The effort to bring Syrian chemical weapons under international control, which at this writing is running a diplomatic course that the world can only hope will succeed, began with what many have described as an "offhand remark" by US Secretary of State John Kerry.

Others suggest that if you're the nation's top diplomat, you make offhand remarks only when talking to yourself – in the shower.

Let's hope that another passing comment by a diplomat helps bring a particular cliché under international control. The diplomat in question is Richard Butler of Australia, and the cliché is "laser focused."

In a Huffington Post video interview shortly after President Obama's Sept. 10 speech, Mr. Butler noted how the Russian response to Mr. Kerry's "offhand comment" had transformed the Syrian crisis. "Now we're focused, perhaps like a laser, on the chemical weapons," he said.

Setting the "laser" off from the "focus" inserted a little ironic distance between him and his own words. He seemed to acknowledge the phrase as a cliché, but he and his interviewer had other ground to cover.

Butler is not alone in noticing that the laser reference has been getting a workout. Corporate executives say they are "laser focused" on whatever their current goal is.

Bloomberg studied transcripts of earnings calls and investor "events" so far this year and found the phrase "laser focused" appeared in more than 240. "[C]hief executive officers are increasingly beaming light on their targets," wrote Noah Buhayar of Bloomberg. They are on pace to beat last year's record of 287 such "beams."

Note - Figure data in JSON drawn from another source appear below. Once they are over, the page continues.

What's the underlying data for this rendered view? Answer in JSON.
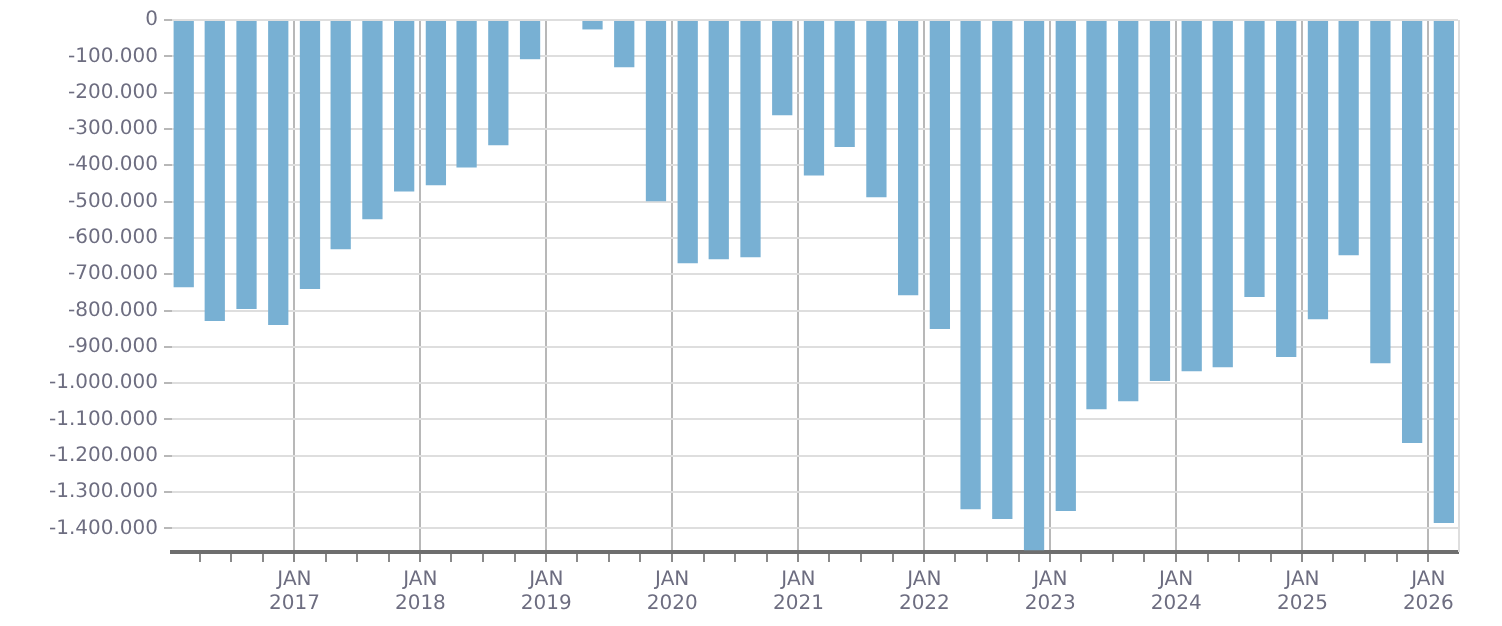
{
  "chart_data": {
    "type": "bar",
    "color": "#78b0d3",
    "x": [
      "2016-02-15",
      "2016-05-15",
      "2016-08-15",
      "2016-11-15",
      "2017-02-15",
      "2017-05-15",
      "2017-08-15",
      "2017-11-15",
      "2018-02-15",
      "2018-05-15",
      "2018-08-15",
      "2018-11-15",
      "2019-02-15",
      "2019-05-15",
      "2019-08-15",
      "2019-11-15",
      "2020-02-15",
      "2020-05-15",
      "2020-08-15",
      "2020-11-15",
      "2021-02-15",
      "2021-05-15",
      "2021-08-15",
      "2021-11-15",
      "2022-02-15",
      "2022-05-15",
      "2022-08-15",
      "2022-11-15",
      "2023-02-15",
      "2023-05-15",
      "2023-08-15",
      "2023-11-15",
      "2024-02-15",
      "2024-05-15",
      "2024-08-15",
      "2024-11-15",
      "2025-02-15",
      "2025-05-15",
      "2025-08-15",
      "2025-11-15",
      "2026-02-15"
    ],
    "values": [
      -736000,
      -829000,
      -796000,
      -840000,
      -741000,
      -631000,
      -549000,
      -472000,
      -455000,
      -406000,
      -345000,
      -108000,
      null,
      -26000,
      -130000,
      -499000,
      -670000,
      -659000,
      -653000,
      -262000,
      -428000,
      -350000,
      -488000,
      -758000,
      -851000,
      -1347000,
      -1374000,
      -1460000,
      -1352000,
      -1072000,
      -1050000,
      -994000,
      -967000,
      -956000,
      -763000,
      -928000,
      -824000,
      -648000,
      -945000,
      -1165000,
      -1385000
    ],
    "xlim": [
      "2016-01-12",
      "2026-03-28"
    ],
    "xticks": [
      {
        "value": "2016-04-01",
        "label": null
      },
      {
        "value": "2016-07-01",
        "label": null
      },
      {
        "value": "2016-10-01",
        "label": null
      },
      {
        "value": "2017-01-01",
        "label": "JAN\n2017"
      },
      {
        "value": "2017-04-01",
        "label": null
      },
      {
        "value": "2017-07-01",
        "label": null
      },
      {
        "value": "2017-10-01",
        "label": null
      },
      {
        "value": "2018-01-01",
        "label": "JAN\n2018"
      },
      {
        "value": "2018-04-01",
        "label": null
      },
      {
        "value": "2018-07-01",
        "label": null
      },
      {
        "value": "2018-10-01",
        "label": null
      },
      {
        "value": "2019-01-01",
        "label": "JAN\n2019"
      },
      {
        "value": "2019-04-01",
        "label": null
      },
      {
        "value": "2019-07-01",
        "label": null
      },
      {
        "value": "2019-10-01",
        "label": null
      },
      {
        "value": "2020-01-01",
        "label": "JAN\n2020"
      },
      {
        "value": "2020-04-01",
        "label": null
      },
      {
        "value": "2020-07-01",
        "label": null
      },
      {
        "value": "2020-10-01",
        "label": null
      },
      {
        "value": "2021-01-01",
        "label": "JAN\n2021"
      },
      {
        "value": "2021-04-01",
        "label": null
      },
      {
        "value": "2021-07-01",
        "label": null
      },
      {
        "value": "2021-10-01",
        "label": null
      },
      {
        "value": "2022-01-01",
        "label": "JAN\n2022"
      },
      {
        "value": "2022-04-01",
        "label": null
      },
      {
        "value": "2022-07-01",
        "label": null
      },
      {
        "value": "2022-10-01",
        "label": null
      },
      {
        "value": "2023-01-01",
        "label": "JAN\n2023"
      },
      {
        "value": "2023-04-01",
        "label": null
      },
      {
        "value": "2023-07-01",
        "label": null
      },
      {
        "value": "2023-10-01",
        "label": null
      },
      {
        "value": "2024-01-01",
        "label": "JAN\n2024"
      },
      {
        "value": "2024-04-01",
        "label": null
      },
      {
        "value": "2024-07-01",
        "label": null
      },
      {
        "value": "2024-10-01",
        "label": null
      },
      {
        "value": "2025-01-01",
        "label": "JAN\n2025"
      },
      {
        "value": "2025-04-01",
        "label": null
      },
      {
        "value": "2025-07-01",
        "label": null
      },
      {
        "value": "2025-10-01",
        "label": null
      },
      {
        "value": "2026-01-01",
        "label": "JAN\n2026"
      }
    ],
    "ylim": [
      -1465000,
      0
    ],
    "yticks": [
      {
        "value": 0,
        "label": "0"
      },
      {
        "value": -100000,
        "label": "-100.000"
      },
      {
        "value": -200000,
        "label": "-200.000"
      },
      {
        "value": -300000,
        "label": "-300.000"
      },
      {
        "value": -400000,
        "label": "-400.000"
      },
      {
        "value": -500000,
        "label": "-500.000"
      },
      {
        "value": -600000,
        "label": "-600.000"
      },
      {
        "value": -700000,
        "label": "-700.000"
      },
      {
        "value": -800000,
        "label": "-800.000"
      },
      {
        "value": -900000,
        "label": "-900.000"
      },
      {
        "value": -1000000,
        "label": "-1.000.000"
      },
      {
        "value": -1100000,
        "label": "-1.100.000"
      },
      {
        "value": -1200000,
        "label": "-1.200.000"
      },
      {
        "value": -1300000,
        "label": "-1.300.000"
      },
      {
        "value": -1400000,
        "label": "-1.400.000"
      }
    ],
    "grid": true,
    "legend": false
  }
}
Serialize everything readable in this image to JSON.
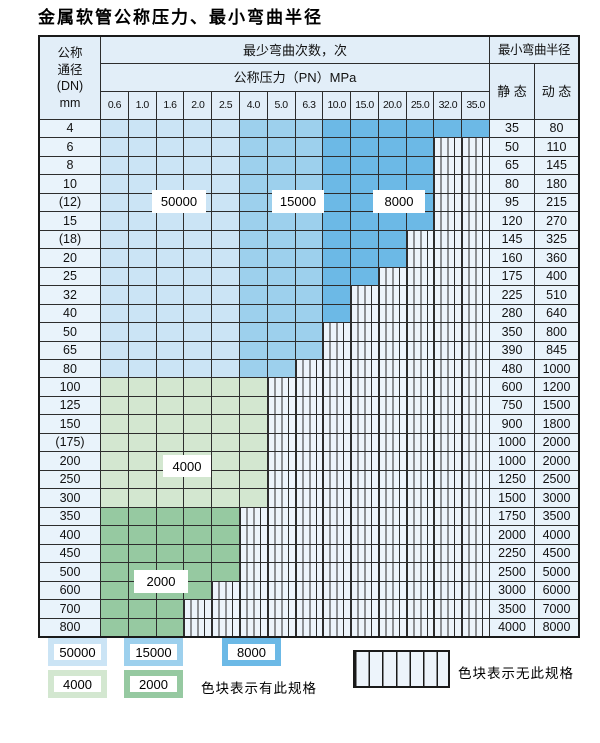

Apple CEO Tim Cook, for instance, in a July press release, said: "We are laser-focused and working hard on some amazing new products." Sometimes, as at a tech firm, the laser image seems to fit the context.

Other times, not so much. Mr. Buhayar's piece also identified "laser focus" in the communications of children's book publisher Scholastic (twice!) and a maker of organic macaroni and cheese.

Buhayar also cited L.J. Rittenhouse, chief executive of Rittenhouse Rankings, a communications firm that tries to save clients from zapping themselves with their own laser beams, who estimates that "laser focus" has been around for about 10 years. Surely, though, it goes back longer than that.

A laser (first known use in 1957) is a device that emits light through a process of optical amplification based on the stimulated emission of electromagnetic radiation.

And focus? It meant hearth in Latin and, by extension, referred to home and family. In post-Classical times, focus was used in Latin for fire itself, the Online Etymology Dictionary notes. It was Johannes Kepler who first calculated that planets orbited the sun not in perfect Copernican circles but in ellipses. He adopted "focus" for the mathematical sense of "point of convergence" in 1604. (A circle has one center; an ellipse has two foci.)

This was "perhaps on analogy of the burning point of a lens," the dictionary says: "the purely optical sense of the word may have existed before Kepler." By 1796, focus also meant "center of activity or energy."

Maybe the problem with "laser focused" is not just that it has become a cliché, or that it piles on two "light" metaphors where one would do. Maybe it's that laser seems so technical, whereas focus is more deeply rooted in the human experience. After all these centuries, focus still makes sparks.